The companies that did better didn't hide the fact that they were selling AI products. Google showed Gemini front and center. Anthropic made AI the literal subject of its campaign. But both used human creativity to do the selling — real storytelling, real humor, real emotional hooks.

The companies that didn't? They led with "we made this with AI" as if the production method was the selling point. It wasn't. Consumers didn't care how the ad was made — they cared whether it was any good.

My opinion is that consumers aren't ready to be on the receiving end of fully AI-generated experiences. As much of an AI advocate as I am, I'm not ready for that either. The technology might be there, but the trust isn't. And you can't buy trust with a better model or a bigger ad budget. It gets built gradually, through experiences that actually deliver value to people.

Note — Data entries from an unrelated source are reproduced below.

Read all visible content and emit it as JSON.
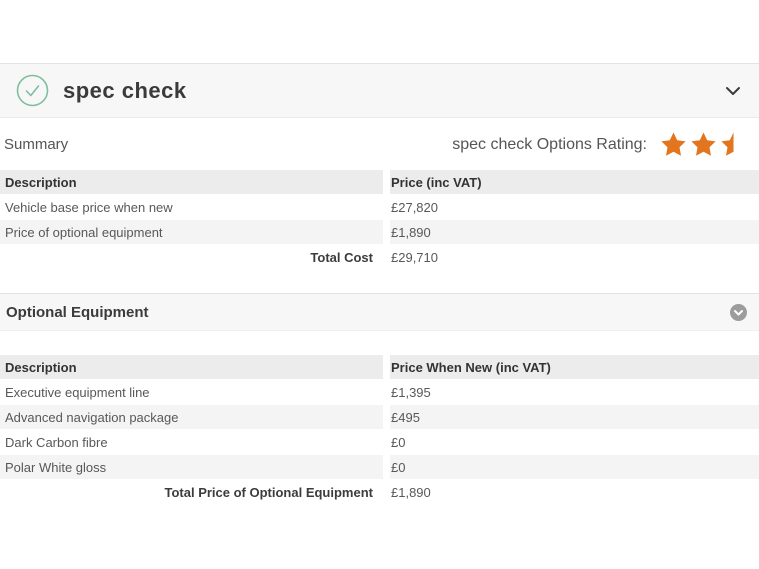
{
  "header": {
    "title": "spec check",
    "status_icon": "check-circle",
    "collapse_icon": "chevron-down"
  },
  "summary": {
    "label": "Summary",
    "rating_label": "spec check Options Rating:",
    "rating_value": 2.5,
    "rating_max": 5,
    "star_icon": "star"
  },
  "summary_table": {
    "columns": [
      "Description",
      "Price (inc VAT)"
    ],
    "rows": [
      {
        "description": "Vehicle base price when new",
        "price": "£27,820"
      },
      {
        "description": "Price of optional equipment",
        "price": "£1,890"
      }
    ],
    "total_label": "Total Cost",
    "total_value": "£29,710"
  },
  "optional_equipment": {
    "title": "Optional Equipment",
    "toggle_icon": "chevron-down-circle",
    "columns": [
      "Description",
      "Price When New (inc VAT)"
    ],
    "rows": [
      {
        "description": "Executive equipment line",
        "price": "£1,395"
      },
      {
        "description": "Advanced navigation package",
        "price": "£495"
      },
      {
        "description": "Dark Carbon fibre",
        "price": "£0"
      },
      {
        "description": "Polar White gloss",
        "price": "£0"
      }
    ],
    "total_label": "Total Price of Optional Equipment",
    "total_value": "£1,890"
  },
  "colors": {
    "star_orange": "#e2751d",
    "check_green": "#7fbf9e",
    "toggle_gray": "#9c9c9c",
    "bar_background": "#f7f7f7",
    "header_row_background": "#ececec",
    "alt_row_background": "#f4f4f4"
  }
}
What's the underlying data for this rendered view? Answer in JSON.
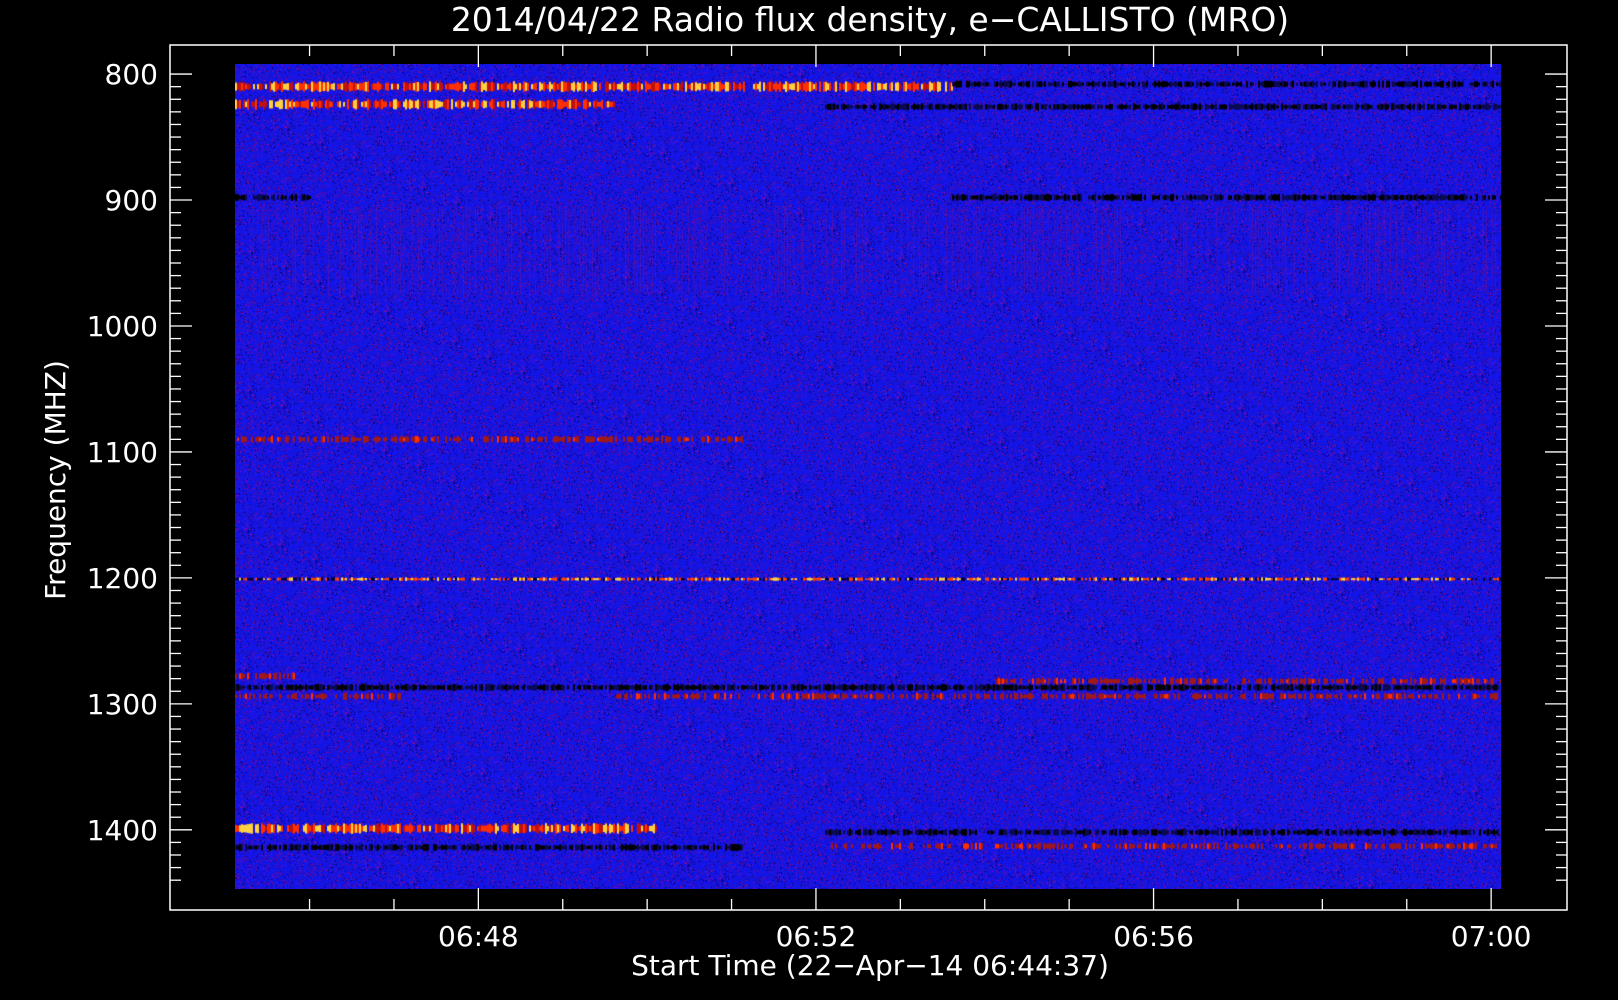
{
  "chart_data": {
    "type": "heatmap",
    "title": "2014/04/22  Radio flux density, e−CALLISTO (MRO)",
    "xlabel": "Start Time (22−Apr−14 06:44:37)",
    "ylabel": "Frequency (MHZ)",
    "x_ticks": [
      "06:48",
      "06:52",
      "06:56",
      "07:00"
    ],
    "y_ticks": [
      "800",
      "900",
      "1000",
      "1100",
      "1200",
      "1300",
      "1400"
    ],
    "x_range_minutes_after_start": [
      0.5,
      15.5
    ],
    "y_range_mhz": [
      792,
      1447
    ],
    "y_reversed": true,
    "colormap": [
      "#000000",
      "#1a1ac8",
      "#2a2aff",
      "#c01010",
      "#ff3000",
      "#ffd040"
    ],
    "features": [
      {
        "label": "band",
        "mhz": 810,
        "t0": 0.5,
        "t1": 9.0,
        "kind": "hot"
      },
      {
        "label": "band",
        "mhz": 824,
        "t0": 0.5,
        "t1": 5.0,
        "kind": "hot"
      },
      {
        "label": "band",
        "mhz": 808,
        "t0": 9.0,
        "t1": 15.5,
        "kind": "dark"
      },
      {
        "label": "band",
        "mhz": 826,
        "t0": 7.5,
        "t1": 15.5,
        "kind": "dark"
      },
      {
        "label": "band",
        "mhz": 898,
        "t0": 0.5,
        "t1": 1.4,
        "kind": "dark"
      },
      {
        "label": "band",
        "mhz": 898,
        "t0": 9.0,
        "t1": 15.5,
        "kind": "dark"
      },
      {
        "label": "band",
        "mhz": 1090,
        "t0": 0.5,
        "t1": 6.5,
        "kind": "warm"
      },
      {
        "label": "band",
        "mhz": 1201,
        "t0": 0.5,
        "t1": 15.5,
        "kind": "line"
      },
      {
        "label": "band",
        "mhz": 1278,
        "t0": 0.5,
        "t1": 1.2,
        "kind": "warm"
      },
      {
        "label": "band",
        "mhz": 1287,
        "t0": 0.5,
        "t1": 15.5,
        "kind": "dark"
      },
      {
        "label": "band",
        "mhz": 1294,
        "t0": 0.5,
        "t1": 2.5,
        "kind": "warm"
      },
      {
        "label": "band",
        "mhz": 1282,
        "t0": 9.5,
        "t1": 15.5,
        "kind": "warm"
      },
      {
        "label": "band",
        "mhz": 1294,
        "t0": 5.0,
        "t1": 15.5,
        "kind": "warm"
      },
      {
        "label": "band",
        "mhz": 1399,
        "t0": 0.5,
        "t1": 5.5,
        "kind": "hot"
      },
      {
        "label": "band",
        "mhz": 1402,
        "t0": 7.5,
        "t1": 15.5,
        "kind": "dark"
      },
      {
        "label": "band",
        "mhz": 1414,
        "t0": 0.5,
        "t1": 6.5,
        "kind": "dark"
      },
      {
        "label": "band",
        "mhz": 1413,
        "t0": 7.5,
        "t1": 15.5,
        "kind": "warm"
      }
    ]
  }
}
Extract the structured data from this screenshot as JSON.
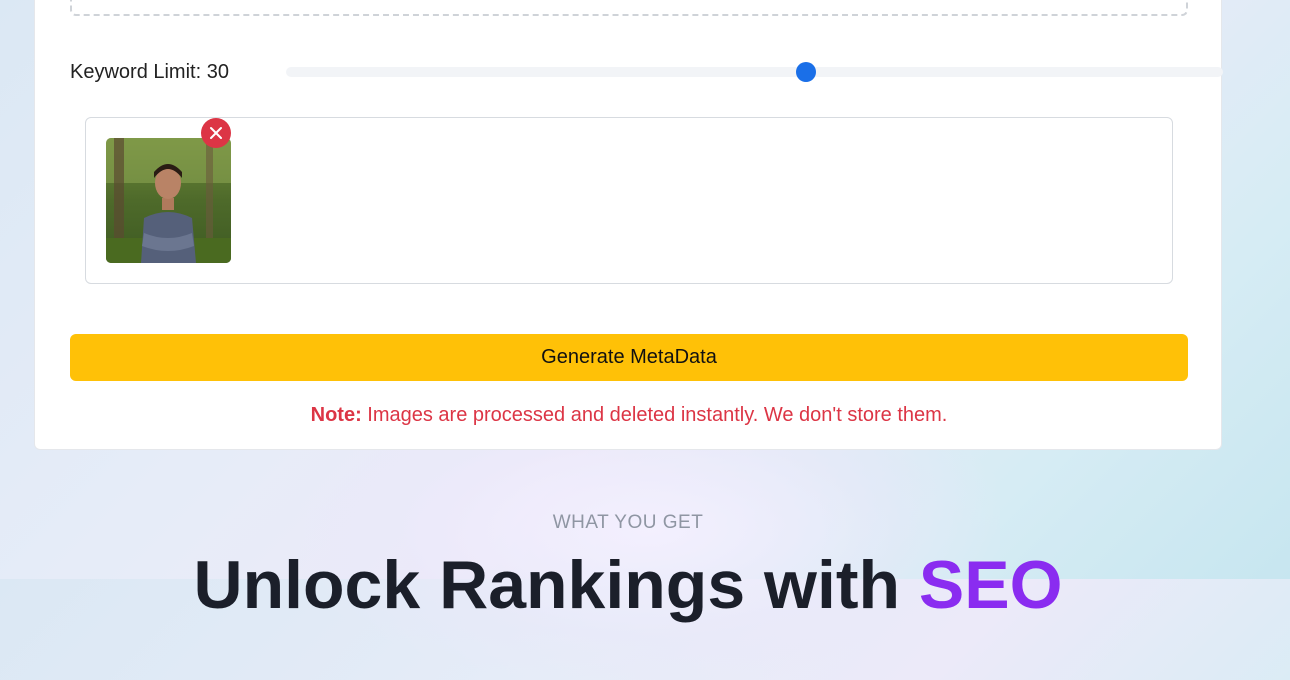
{
  "keyword_limit": {
    "label": "Keyword Limit:",
    "value": "30",
    "slider_fraction": 0.555,
    "accent_color": "#1a6fe8"
  },
  "preview": {
    "image_alt": "Uploaded photo of a man in a checkered shirt",
    "remove_icon": "close-icon"
  },
  "generate_button": {
    "label": "Generate MetaData",
    "color": "#ffc107"
  },
  "note": {
    "prefix": "Note:",
    "text": " Images are processed and deleted instantly. We don't store them.",
    "color": "#dc3545"
  },
  "section": {
    "eyebrow": "WHAT YOU GET",
    "title_main": "Unlock Rankings with ",
    "title_accent": "SEO",
    "accent_color": "#8a2cf0"
  }
}
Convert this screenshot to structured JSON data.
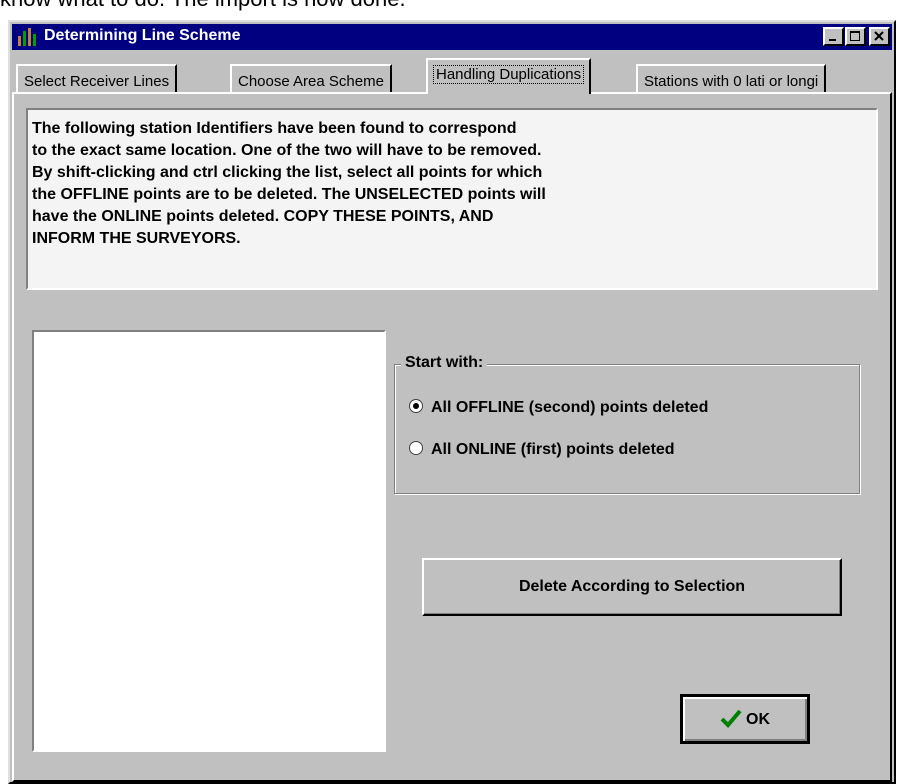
{
  "background_text": "know what to do. The import is now done.",
  "window": {
    "title": "Determining Line Scheme",
    "icon": "app-icon"
  },
  "tabs": [
    {
      "label": "Select Receiver Lines",
      "active": false
    },
    {
      "label": "Choose Area Scheme",
      "active": false
    },
    {
      "label": "Handling Duplications",
      "active": true
    },
    {
      "label": "Stations with 0 lati or longi",
      "active": false
    }
  ],
  "info": {
    "text": "The following station Identifiers have been found to correspond\nto the exact same location.  One of the two will have to be removed.\nBy shift-clicking and  ctrl clicking the list, select all points for which\nthe OFFLINE points are to be deleted.  The UNSELECTED points will\nhave the ONLINE points deleted.  COPY THESE POINTS, AND\nINFORM THE SURVEYORS."
  },
  "start_with": {
    "legend": "Start with:",
    "options": [
      {
        "label": "All OFFLINE (second) points deleted",
        "selected": true
      },
      {
        "label": "All ONLINE (first) points deleted",
        "selected": false
      }
    ]
  },
  "buttons": {
    "delete_label": "Delete According to Selection",
    "ok_label": "OK"
  },
  "colors": {
    "titlebar": "#000080",
    "face": "#c0c0c0",
    "check": "#008000"
  }
}
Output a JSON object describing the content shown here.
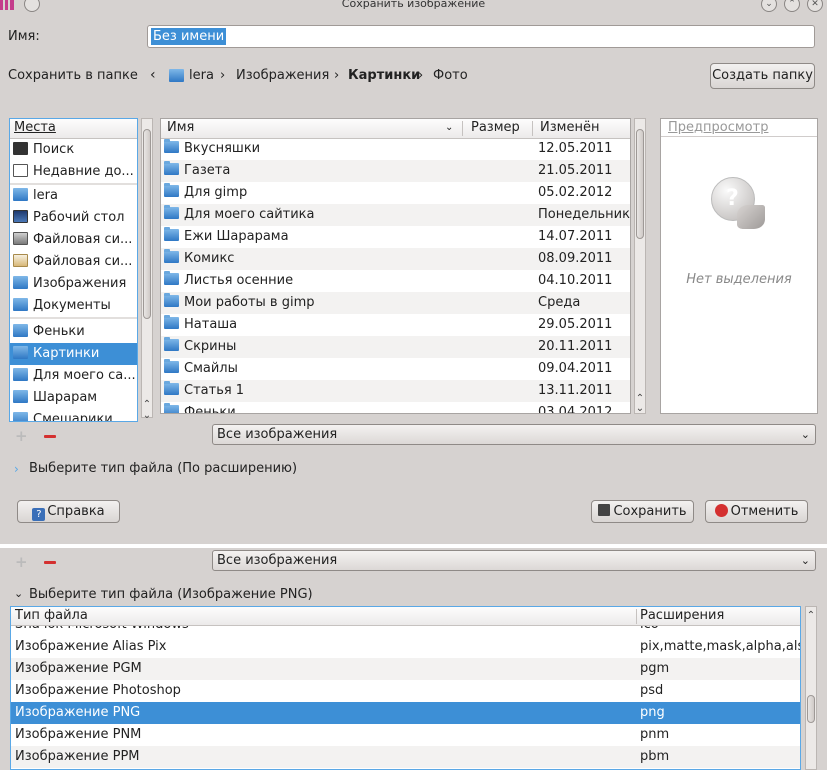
{
  "window": {
    "title": "Сохранить изображение"
  },
  "name_row": {
    "label": "Имя:",
    "value": "Без имени"
  },
  "folder_row": {
    "label": "Сохранить в папке",
    "crumbs": [
      "lera",
      "Изображения",
      "Картинки",
      "Фото"
    ],
    "create_folder": "Создать папку"
  },
  "places": {
    "header": "Места",
    "items": [
      {
        "label": "Поиск",
        "icon": "binoculars-icon"
      },
      {
        "label": "Недавние до...",
        "icon": "recent-icon"
      },
      {
        "label": "lera",
        "icon": "home-folder-icon"
      },
      {
        "label": "Рабочий стол",
        "icon": "desktop-icon"
      },
      {
        "label": "Файловая си...",
        "icon": "harddisk-icon"
      },
      {
        "label": "Файловая си...",
        "icon": "usb-drive-icon"
      },
      {
        "label": "Изображения",
        "icon": "folder-icon"
      },
      {
        "label": "Документы",
        "icon": "folder-icon"
      },
      {
        "label": "Феньки",
        "icon": "folder-icon"
      },
      {
        "label": "Картинки",
        "icon": "folder-icon"
      },
      {
        "label": "Для моего са...",
        "icon": "folder-icon"
      },
      {
        "label": "Шарарам",
        "icon": "folder-icon"
      },
      {
        "label": "Смешарики",
        "icon": "folder-icon"
      }
    ]
  },
  "files": {
    "columns": {
      "name": "Имя",
      "size": "Размер",
      "modified": "Изменён"
    },
    "rows": [
      {
        "name": "Вкусняшки",
        "modified": "12.05.2011"
      },
      {
        "name": "Газета",
        "modified": "21.05.2011"
      },
      {
        "name": "Для gimp",
        "modified": "05.02.2012"
      },
      {
        "name": "Для моего сайтика",
        "modified": "Понедельник"
      },
      {
        "name": "Ежи Шарарама",
        "modified": "14.07.2011"
      },
      {
        "name": "Комикс",
        "modified": "08.09.2011"
      },
      {
        "name": "Листья осенние",
        "modified": "04.10.2011"
      },
      {
        "name": "Мои работы в gimp",
        "modified": "Среда"
      },
      {
        "name": "Наташа",
        "modified": "29.05.2011"
      },
      {
        "name": "Скрины",
        "modified": "20.11.2011"
      },
      {
        "name": "Смайлы",
        "modified": "09.04.2011"
      },
      {
        "name": "Статья 1",
        "modified": "13.11.2011"
      },
      {
        "name": "Феньки",
        "modified": "03.04.2012"
      }
    ]
  },
  "preview": {
    "header": "Предпросмотр",
    "empty_text": "Нет выделения"
  },
  "filter": {
    "value": "Все изображения"
  },
  "filetype_toggle": {
    "label_collapsed": "Выберите тип файла (По расширению)",
    "label_expanded": "Выберите тип файла (Изображение PNG)"
  },
  "buttons": {
    "help": "Справка",
    "save": "Сохранить",
    "cancel": "Отменить"
  },
  "filetypes": {
    "columns": {
      "type": "Тип файла",
      "ext": "Расширения"
    },
    "partial_row": {
      "type": "Значок Microsoft Windows",
      "ext": "ico"
    },
    "rows": [
      {
        "type": "Изображение Alias Pix",
        "ext": "pix,matte,mask,alpha,als"
      },
      {
        "type": "Изображение PGM",
        "ext": "pgm"
      },
      {
        "type": "Изображение Photoshop",
        "ext": "psd"
      },
      {
        "type": "Изображение PNG",
        "ext": "png",
        "selected": true
      },
      {
        "type": "Изображение PNM",
        "ext": "pnm"
      },
      {
        "type": "Изображение PPM",
        "ext": "pbm"
      }
    ]
  },
  "colors": {
    "selection": "#3d8fd6",
    "accent_border": "#5aa8e6",
    "remove": "#d43030"
  }
}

What companies should be doing is a hybrid approach. Use AI to accelerate your internal workflows — drafts, data analysis, testing, ideation. Then let your people shape and deliver what customers actually see. AI behind the curtain. Humans out front. Not forever — but right now, while trust is still being established.

Brands that try to skip this step — the ones shoving AI-generated content in front of consumers who haven't been brought along for the ride — are going to keep getting Svedka'd. The ones building trust gradually, proving value quietly, and keeping a human in the loop where it matters? Those are the ones who'll still be standing when the dust settles.

This is what AI fluency looks like in practice: it's not just knowing how to use AI tools to create outputs. It's knowing when AI helps and when it hurts — with your customers, your brand, and your business. The leaders who understand that distinction and get ahead of it will build stronger trust with their audience and be in a much better position to grow.